The dizziness hit me like a physical blow, a sudden tilt of the earth. The room spun. I grabbed the edge of the window sill to keep from collapsing.

My stomach lurched. I ran to the bathroom and emptied my empty stomach into the toilet.

I sat on the cold tile floor, shivering. This wasn't just stress. I knew the rhythm of my own body, and I realized with a jolt that the rhythm had been silent for too long.

I drove myself to the clinic. I didn't use the family driver. I took my old sedan, the one Craig hated because it wasn't bulletproof.

The doctor was an old man who knew better than to ask questions. He ran the tests. He came back with a clipboard and a grim expression.

"You're eight weeks along, Mrs. Snyder."

The world stopped turning. The silence in the room was deafening.

"Does Mr. Snyder know?" he asked.

I shook my head. "No."

He wouldn't know. He hadn't touched me in three months. The math worked out perfectly to the last time he was drunk and sentimental, the night after he killed the Irish mob boss.

A baby.

I put my hand on my flat stomach. A life. A tiny, innocent spark growing inside a war zone.

This changed everything. Before, I was just leaving a husband. Now, I was escaping a father.
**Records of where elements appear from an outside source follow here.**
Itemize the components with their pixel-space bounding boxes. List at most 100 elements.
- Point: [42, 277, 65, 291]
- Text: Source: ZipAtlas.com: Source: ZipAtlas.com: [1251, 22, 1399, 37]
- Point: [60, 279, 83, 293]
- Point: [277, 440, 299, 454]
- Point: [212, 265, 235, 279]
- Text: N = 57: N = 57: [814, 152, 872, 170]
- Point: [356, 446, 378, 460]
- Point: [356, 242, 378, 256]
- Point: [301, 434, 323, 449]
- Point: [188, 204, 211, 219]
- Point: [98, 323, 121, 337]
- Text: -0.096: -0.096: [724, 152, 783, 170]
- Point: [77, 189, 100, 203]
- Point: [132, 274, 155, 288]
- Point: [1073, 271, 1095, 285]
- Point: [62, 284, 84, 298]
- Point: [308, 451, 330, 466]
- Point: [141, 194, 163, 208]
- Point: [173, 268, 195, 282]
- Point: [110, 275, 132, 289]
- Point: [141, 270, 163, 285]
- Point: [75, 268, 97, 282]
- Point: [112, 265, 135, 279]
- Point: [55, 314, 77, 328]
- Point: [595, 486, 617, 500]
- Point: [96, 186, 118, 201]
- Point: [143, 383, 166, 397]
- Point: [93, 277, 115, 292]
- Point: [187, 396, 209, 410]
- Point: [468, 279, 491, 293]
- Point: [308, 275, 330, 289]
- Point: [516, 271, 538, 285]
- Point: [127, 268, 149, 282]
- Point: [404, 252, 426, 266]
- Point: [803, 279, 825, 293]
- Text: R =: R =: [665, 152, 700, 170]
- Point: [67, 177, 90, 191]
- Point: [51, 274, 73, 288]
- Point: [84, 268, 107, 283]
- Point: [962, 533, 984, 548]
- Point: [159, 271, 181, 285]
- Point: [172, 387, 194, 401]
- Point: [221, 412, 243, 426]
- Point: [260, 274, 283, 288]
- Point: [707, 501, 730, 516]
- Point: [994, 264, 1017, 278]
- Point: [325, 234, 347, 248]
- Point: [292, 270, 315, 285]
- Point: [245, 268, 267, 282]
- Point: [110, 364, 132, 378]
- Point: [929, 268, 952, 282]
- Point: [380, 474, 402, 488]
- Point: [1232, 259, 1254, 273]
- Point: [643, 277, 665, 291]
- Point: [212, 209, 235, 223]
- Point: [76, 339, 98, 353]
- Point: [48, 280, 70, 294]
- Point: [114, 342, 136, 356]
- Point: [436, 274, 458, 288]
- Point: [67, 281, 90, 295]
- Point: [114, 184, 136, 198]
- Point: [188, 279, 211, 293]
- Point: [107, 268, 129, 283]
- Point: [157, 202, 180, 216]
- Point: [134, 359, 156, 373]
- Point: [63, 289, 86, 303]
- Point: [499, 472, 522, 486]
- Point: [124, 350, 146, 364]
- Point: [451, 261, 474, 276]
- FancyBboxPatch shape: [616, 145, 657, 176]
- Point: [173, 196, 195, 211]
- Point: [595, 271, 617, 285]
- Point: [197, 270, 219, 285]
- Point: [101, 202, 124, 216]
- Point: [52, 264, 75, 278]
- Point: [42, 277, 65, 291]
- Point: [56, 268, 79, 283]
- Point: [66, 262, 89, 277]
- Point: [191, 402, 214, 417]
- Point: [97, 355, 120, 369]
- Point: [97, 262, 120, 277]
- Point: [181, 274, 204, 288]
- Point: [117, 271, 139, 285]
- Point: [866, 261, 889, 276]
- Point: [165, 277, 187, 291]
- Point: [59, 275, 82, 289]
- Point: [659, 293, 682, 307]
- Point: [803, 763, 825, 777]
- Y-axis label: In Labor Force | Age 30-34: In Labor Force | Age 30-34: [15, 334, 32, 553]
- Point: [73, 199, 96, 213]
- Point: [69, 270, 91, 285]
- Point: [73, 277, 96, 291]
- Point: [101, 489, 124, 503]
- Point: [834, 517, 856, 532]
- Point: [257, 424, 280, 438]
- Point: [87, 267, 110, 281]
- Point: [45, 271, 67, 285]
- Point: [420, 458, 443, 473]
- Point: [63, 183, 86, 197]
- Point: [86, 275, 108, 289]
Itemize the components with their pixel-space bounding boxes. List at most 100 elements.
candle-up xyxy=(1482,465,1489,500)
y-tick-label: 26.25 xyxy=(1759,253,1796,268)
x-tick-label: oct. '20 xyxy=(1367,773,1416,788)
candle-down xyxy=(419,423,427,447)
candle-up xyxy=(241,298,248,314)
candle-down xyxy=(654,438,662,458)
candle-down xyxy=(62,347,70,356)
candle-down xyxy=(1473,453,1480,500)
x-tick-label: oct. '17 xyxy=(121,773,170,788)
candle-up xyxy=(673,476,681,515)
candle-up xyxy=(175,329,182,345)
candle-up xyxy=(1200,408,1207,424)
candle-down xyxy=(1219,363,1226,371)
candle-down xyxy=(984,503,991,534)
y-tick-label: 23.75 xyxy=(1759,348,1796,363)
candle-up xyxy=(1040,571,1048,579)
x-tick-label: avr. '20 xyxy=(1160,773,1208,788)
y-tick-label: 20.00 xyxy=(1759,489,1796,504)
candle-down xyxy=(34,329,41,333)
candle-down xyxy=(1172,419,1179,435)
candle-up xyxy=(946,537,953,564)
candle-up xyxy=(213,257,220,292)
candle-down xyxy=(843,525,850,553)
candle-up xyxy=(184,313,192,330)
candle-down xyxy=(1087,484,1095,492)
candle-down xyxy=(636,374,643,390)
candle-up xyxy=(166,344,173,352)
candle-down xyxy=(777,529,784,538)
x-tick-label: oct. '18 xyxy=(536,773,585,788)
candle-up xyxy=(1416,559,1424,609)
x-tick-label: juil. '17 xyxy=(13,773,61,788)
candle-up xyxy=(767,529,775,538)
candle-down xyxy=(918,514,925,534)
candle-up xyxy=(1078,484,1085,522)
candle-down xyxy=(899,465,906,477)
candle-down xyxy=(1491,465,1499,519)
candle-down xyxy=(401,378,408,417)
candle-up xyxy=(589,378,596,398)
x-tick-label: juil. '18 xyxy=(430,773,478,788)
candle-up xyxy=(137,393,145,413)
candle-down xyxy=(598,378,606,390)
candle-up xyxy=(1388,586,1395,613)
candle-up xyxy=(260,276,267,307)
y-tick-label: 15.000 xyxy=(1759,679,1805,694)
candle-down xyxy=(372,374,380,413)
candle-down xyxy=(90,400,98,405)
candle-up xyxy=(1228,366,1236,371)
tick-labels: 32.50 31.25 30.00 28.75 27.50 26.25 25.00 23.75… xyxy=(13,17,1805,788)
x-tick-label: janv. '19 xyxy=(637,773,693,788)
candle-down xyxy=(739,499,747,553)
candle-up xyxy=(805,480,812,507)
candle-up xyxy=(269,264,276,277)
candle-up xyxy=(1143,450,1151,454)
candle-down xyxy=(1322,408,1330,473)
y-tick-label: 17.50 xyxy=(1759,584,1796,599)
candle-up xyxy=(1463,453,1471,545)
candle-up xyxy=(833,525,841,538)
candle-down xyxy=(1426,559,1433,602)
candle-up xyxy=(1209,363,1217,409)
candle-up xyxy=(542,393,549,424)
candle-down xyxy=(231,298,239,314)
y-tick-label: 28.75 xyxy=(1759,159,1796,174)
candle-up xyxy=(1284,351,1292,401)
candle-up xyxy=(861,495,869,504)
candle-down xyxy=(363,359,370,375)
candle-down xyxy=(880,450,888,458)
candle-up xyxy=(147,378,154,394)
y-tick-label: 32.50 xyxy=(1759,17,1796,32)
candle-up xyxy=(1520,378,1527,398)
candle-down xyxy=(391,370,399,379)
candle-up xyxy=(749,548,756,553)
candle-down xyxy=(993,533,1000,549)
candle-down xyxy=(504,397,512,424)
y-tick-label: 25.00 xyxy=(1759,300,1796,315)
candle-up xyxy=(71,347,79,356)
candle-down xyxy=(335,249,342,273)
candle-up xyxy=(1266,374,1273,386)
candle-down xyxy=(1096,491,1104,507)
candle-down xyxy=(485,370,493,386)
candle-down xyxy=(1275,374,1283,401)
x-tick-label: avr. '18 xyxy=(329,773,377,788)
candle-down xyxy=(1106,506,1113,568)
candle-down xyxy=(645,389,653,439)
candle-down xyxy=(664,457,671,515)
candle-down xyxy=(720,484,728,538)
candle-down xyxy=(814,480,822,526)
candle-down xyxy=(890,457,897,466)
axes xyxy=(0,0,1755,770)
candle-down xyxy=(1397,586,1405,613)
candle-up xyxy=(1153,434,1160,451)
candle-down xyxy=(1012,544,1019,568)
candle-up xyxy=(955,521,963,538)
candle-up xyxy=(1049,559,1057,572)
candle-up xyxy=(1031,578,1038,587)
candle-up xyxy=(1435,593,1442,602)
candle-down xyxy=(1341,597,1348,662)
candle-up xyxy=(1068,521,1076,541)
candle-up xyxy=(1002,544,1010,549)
If Craig knew, he would never let me go. An heir was the ultimate accessory for a King. He would lock me in the tower and throw away the key. He would raise this child to be just like him: cruel, ruthless, hollow.

I couldn't let that happen.

I drove home. The city passed by in a blur of gray and concrete. I felt alone. Truly, terrifyingly alone.

I walked into the living room. The fireplace was cold. I lit a match.

I threw the check into the flames. I watched the paper curl, blacken, and dissolve. Then I grabbed the trash bag.

I threw the necklace in. The earrings. The silk.

The fire roared, hungry. It consumed the symbols of his love. It consumed the lies.

I stood there, watching the flames dance. My hand went back to my stomach.

"I'm sorry," I whispered to the spark of life inside me. "But we have to run."

I wasn't just a wife anymore. I was a mother. And a mother would burn the whole world down to save her child.